The light was that which, according to its nature, illuminates above, but contrary to its nature, it shone forth below. When it illumined above, it was delightful; but when it shone forth below, it was blinding.  For the light was both grievous and pleasant.

It was grievous and violent towards the eyes of the flesh; and it was pleasant and lightful to those who are fire and spirit (Matthew 4:11).  For I saw a light from heaven that excelled the sun, and its light shone upon me (Acts 26:13).

So then mighty rays streamed forth without moderation, and were poured upon feeble eyes, which moderate rays refresh.  For, lo! the sun also in measure assists the eyes, but beyond measure and out of measure it injures the eyes.

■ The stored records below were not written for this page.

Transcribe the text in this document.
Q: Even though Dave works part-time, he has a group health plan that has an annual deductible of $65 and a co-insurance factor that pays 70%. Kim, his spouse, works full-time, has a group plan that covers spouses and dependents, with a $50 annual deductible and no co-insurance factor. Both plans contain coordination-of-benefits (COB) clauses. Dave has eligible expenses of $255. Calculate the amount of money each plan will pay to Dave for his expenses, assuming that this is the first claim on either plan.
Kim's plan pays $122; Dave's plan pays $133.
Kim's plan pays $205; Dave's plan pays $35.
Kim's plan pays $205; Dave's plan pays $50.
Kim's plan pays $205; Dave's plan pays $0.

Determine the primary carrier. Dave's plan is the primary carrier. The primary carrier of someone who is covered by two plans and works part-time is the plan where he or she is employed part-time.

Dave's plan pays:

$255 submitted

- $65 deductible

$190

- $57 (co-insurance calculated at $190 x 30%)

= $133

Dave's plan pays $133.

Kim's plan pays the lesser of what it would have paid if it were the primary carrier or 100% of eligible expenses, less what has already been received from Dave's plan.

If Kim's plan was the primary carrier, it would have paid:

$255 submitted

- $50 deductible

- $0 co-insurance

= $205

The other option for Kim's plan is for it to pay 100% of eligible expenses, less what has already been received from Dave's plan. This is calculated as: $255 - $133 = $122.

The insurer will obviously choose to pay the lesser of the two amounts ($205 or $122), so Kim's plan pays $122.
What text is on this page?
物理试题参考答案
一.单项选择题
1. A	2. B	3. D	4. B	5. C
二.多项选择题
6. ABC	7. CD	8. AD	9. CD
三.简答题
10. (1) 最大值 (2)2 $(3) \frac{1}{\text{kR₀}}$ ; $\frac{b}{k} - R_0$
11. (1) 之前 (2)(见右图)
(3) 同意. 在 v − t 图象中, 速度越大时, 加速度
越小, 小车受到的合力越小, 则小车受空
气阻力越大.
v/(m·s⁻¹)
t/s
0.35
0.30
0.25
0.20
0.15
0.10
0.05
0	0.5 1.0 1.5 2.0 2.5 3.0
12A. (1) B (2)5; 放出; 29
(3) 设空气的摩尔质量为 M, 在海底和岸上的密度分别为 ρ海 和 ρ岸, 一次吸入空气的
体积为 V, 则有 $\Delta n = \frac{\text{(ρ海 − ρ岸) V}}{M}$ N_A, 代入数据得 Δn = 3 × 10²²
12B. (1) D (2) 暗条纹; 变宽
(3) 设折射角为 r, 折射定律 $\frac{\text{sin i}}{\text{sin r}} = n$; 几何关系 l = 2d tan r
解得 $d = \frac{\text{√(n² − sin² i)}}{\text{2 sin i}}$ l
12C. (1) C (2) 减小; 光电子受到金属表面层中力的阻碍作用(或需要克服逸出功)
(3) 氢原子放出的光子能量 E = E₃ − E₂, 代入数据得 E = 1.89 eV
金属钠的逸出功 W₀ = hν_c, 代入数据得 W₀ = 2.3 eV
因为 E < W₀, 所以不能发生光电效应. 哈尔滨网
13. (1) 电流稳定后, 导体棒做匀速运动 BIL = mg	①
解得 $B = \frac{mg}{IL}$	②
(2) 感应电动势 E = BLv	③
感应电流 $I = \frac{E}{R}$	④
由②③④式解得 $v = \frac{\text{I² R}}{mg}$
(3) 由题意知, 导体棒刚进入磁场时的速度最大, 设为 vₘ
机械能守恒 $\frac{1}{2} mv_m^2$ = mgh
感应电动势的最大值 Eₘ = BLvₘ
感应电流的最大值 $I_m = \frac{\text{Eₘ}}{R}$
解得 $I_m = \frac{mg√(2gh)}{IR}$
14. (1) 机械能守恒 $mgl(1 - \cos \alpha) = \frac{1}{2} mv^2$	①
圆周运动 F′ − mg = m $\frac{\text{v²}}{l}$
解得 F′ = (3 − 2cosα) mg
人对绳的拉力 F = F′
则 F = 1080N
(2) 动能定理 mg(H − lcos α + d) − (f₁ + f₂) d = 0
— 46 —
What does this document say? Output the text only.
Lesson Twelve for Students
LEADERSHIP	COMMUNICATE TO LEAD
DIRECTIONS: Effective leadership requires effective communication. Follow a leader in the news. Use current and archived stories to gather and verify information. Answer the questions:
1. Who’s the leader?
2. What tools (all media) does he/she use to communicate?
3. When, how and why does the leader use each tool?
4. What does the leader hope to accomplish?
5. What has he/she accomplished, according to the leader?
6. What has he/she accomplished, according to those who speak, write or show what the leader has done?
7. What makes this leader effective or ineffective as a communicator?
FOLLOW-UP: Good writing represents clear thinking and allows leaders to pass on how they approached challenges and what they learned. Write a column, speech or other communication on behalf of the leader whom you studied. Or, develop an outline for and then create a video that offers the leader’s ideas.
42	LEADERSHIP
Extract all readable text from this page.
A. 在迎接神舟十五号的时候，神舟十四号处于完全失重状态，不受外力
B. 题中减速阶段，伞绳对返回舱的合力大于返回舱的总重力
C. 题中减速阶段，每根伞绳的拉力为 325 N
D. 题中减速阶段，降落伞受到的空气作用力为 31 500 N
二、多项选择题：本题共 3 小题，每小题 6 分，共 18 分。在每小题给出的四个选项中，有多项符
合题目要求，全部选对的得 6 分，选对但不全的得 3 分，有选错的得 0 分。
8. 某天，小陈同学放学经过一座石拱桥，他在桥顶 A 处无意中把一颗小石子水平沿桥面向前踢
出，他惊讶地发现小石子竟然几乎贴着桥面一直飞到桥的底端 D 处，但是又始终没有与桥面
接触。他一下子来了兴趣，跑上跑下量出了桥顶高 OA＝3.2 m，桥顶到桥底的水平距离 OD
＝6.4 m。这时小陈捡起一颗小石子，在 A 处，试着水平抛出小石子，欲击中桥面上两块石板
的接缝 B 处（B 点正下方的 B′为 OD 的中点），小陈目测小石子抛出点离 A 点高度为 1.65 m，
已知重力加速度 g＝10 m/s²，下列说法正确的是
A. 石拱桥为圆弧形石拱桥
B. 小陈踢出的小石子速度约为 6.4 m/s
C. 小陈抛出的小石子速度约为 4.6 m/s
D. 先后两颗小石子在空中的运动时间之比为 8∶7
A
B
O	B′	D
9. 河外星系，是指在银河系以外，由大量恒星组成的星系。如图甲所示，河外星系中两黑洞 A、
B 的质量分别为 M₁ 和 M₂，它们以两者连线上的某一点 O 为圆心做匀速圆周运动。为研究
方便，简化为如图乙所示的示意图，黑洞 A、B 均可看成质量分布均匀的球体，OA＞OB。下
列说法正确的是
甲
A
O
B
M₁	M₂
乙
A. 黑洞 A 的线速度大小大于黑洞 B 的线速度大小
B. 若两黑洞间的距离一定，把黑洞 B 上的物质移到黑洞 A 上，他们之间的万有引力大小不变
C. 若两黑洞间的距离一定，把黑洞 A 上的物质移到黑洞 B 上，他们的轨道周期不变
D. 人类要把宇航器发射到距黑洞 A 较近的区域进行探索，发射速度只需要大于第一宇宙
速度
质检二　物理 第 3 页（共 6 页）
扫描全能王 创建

[…]  For since Paul might have been injured by the vehemence of this sun to which he was accustomed, if he gazed upon it not according to custom, how much more should he be injured by the glory of that light to which his eyes never had been accustomed?

For behold, Daniel also (Daniel 10:5,6) was melted and poured out on every side before the glory of the angel, whose vehement brightness suddenly shone upon him!

And it was not because of the angel’s wrath that his human weakness was melted, just as it is not on account of the wrath or hostility of fire that wax is melted before it; but on account of the weakness of the wax it cannot keep firm and stand in presence of fire.

Ephrem the Syrian (c.306-373): Homily on Our Lord, 26-27.